Autonomous procurement is the name of the game in the future of the industry. To provide tips and tricks for procurement professionals along their autonomous procurement journey, Jaggaer and the Institute for Supply Management (ISM) released “A Practical Guide to Autonomous Procurement.”
The guide takes the lens that, “The best way to predict the future is to create it.” ISM and Jaggaer said that regardless of the criticism autonomous procurement has gotten in the past, it’s hard to deny that innovation won’t be the way of the future.
Among many insights, readers will learn:
- The role of innovation in business
- How to find a balance between people, process and technology
- Practical steps to the deployment of technology that changes the future
- How to tackle digital adoption and change management
The guide says that there are four main steps to autonomous procurement — automated, augmented, intelligent and autonomous. Right now, the industry sits in the intelligent procurement area. The guide will provide ways in which procurement departments can move from intelligent into autonomous procurement.
Download the “Practical Guide to Autonomous Procurement.”
PRO Unlimited releases workforce hiring trends data
PRO Unlimited, a workforce management solution provider, released new data on Tuesday that shows labor market trends in the workforce using more than 30 billion data points.
The data showed year-over-year growth in the technology sector while companies focus on digital transformation. Strong hiring volume was seen across the San Francisco Bay Area, as well as several Midwest states.
Among the key findings, PRO Unlimited data showed that IT/technology and professional services drove digital transformation. Healthcare saw strong rate growth, with bill rates increasing 45%. And consumer products rebounded, with bill rates rebounding 23%.
“According to our latest data, all signs point to a strong recovery coming out of the pandemic and plentiful job opportunities to fuel the contingent workforce segment,” Kevin Akeroyd, CEO of PRO Unlimited, said in a press release. “To stay competitive, companies need to embrace technology and business intelligence so they can better understand the market and attract the right resources for their business at the right place and at the right time.”
Department of Defense cancels JEDI cloud computing contract
On Tuesday, the Pentagon canceled its Joint Enterprise Defense Infrastructure (JEDI) cloud contract, ending a yearslong chapter of the department’s plight to stitch together classified networks which saw a public battle between various tech giants, according to Politico.
The contract went to Microsoft in 2019, but Amazon argued in a 2019 lawsuit that it lost to Microsoft after former president Donald J. Trump influenced the decision. The contract would have been worth up to $10 billion over 10 years. It was designed to allow for the military to store and process vast amounts of classified data which would allow for more secure information sharing.

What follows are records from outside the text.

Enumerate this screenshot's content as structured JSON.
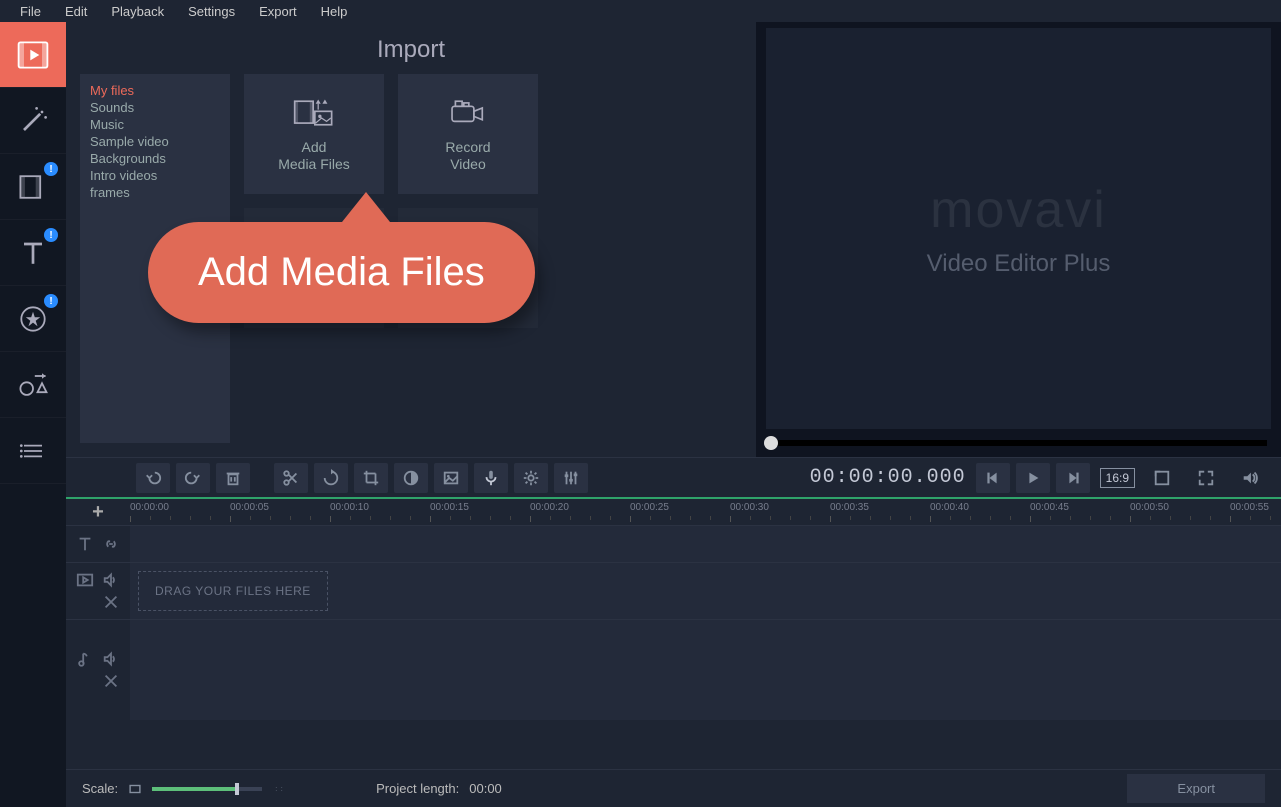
{
  "menu": {
    "items": [
      "File",
      "Edit",
      "Playback",
      "Settings",
      "Export",
      "Help"
    ]
  },
  "leftTools": [
    {
      "name": "import-tool",
      "active": true,
      "badge": false
    },
    {
      "name": "magic-tool",
      "active": false,
      "badge": false
    },
    {
      "name": "filters-tool",
      "active": false,
      "badge": true
    },
    {
      "name": "titles-tool",
      "active": false,
      "badge": true
    },
    {
      "name": "stickers-tool",
      "active": false,
      "badge": true
    },
    {
      "name": "shapes-tool",
      "active": false,
      "badge": false
    },
    {
      "name": "more-tool",
      "active": false,
      "badge": false
    }
  ],
  "import": {
    "title": "Import",
    "sidebar": [
      "My files",
      "Sounds",
      "Music",
      "Sample video",
      "Backgrounds",
      "Intro videos",
      "frames"
    ],
    "sidebarActive": 0,
    "tiles": [
      {
        "name": "add-media",
        "label1": "Add",
        "label2": "Media Files"
      },
      {
        "name": "record-video",
        "label1": "Record",
        "label2": "Video"
      }
    ]
  },
  "callout": "Add Media Files",
  "brand": {
    "logo": "movavi",
    "sub": "Video Editor Plus"
  },
  "timecode": "00:00:00.000",
  "aspect": "16:9",
  "ruler": {
    "labels": [
      "00:00:00",
      "00:00:05",
      "00:00:10",
      "00:00:15",
      "00:00:20",
      "00:00:25",
      "00:00:30",
      "00:00:35",
      "00:00:40",
      "00:00:45",
      "00:00:50",
      "00:00:55"
    ]
  },
  "dragHint": "DRAG YOUR FILES HERE",
  "footer": {
    "scaleLabel": "Scale:",
    "projectLengthLabel": "Project length:",
    "projectLength": "00:00",
    "exportLabel": "Export"
  },
  "toolbar": {
    "buttons": [
      "undo",
      "redo",
      "delete",
      "cut",
      "rotate",
      "crop",
      "color",
      "image",
      "mic",
      "gear",
      "levels"
    ],
    "play": [
      "prev",
      "play",
      "next"
    ],
    "right": [
      "project-size",
      "fullscreen",
      "volume"
    ]
  }
}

The latest decision to cancel the JEDI contract, however, will delay getting a much-needed cloud computing capability to troops, Politico said. “With the shifting technology environment, it has become clear that the JEDI Cloud contract, which has long been delayed, no longer meets the requirements to fill the Department of Defense’s capability gaps,” Jessica Maxwell, a DoD spokesperson, said.
Politico reported that the department is now launching a new cloud effort called the Joint Warfighter Cloud Capability, or JWCC. The Pentagon intends this contract to go to more than one vendor and involve multiple awards.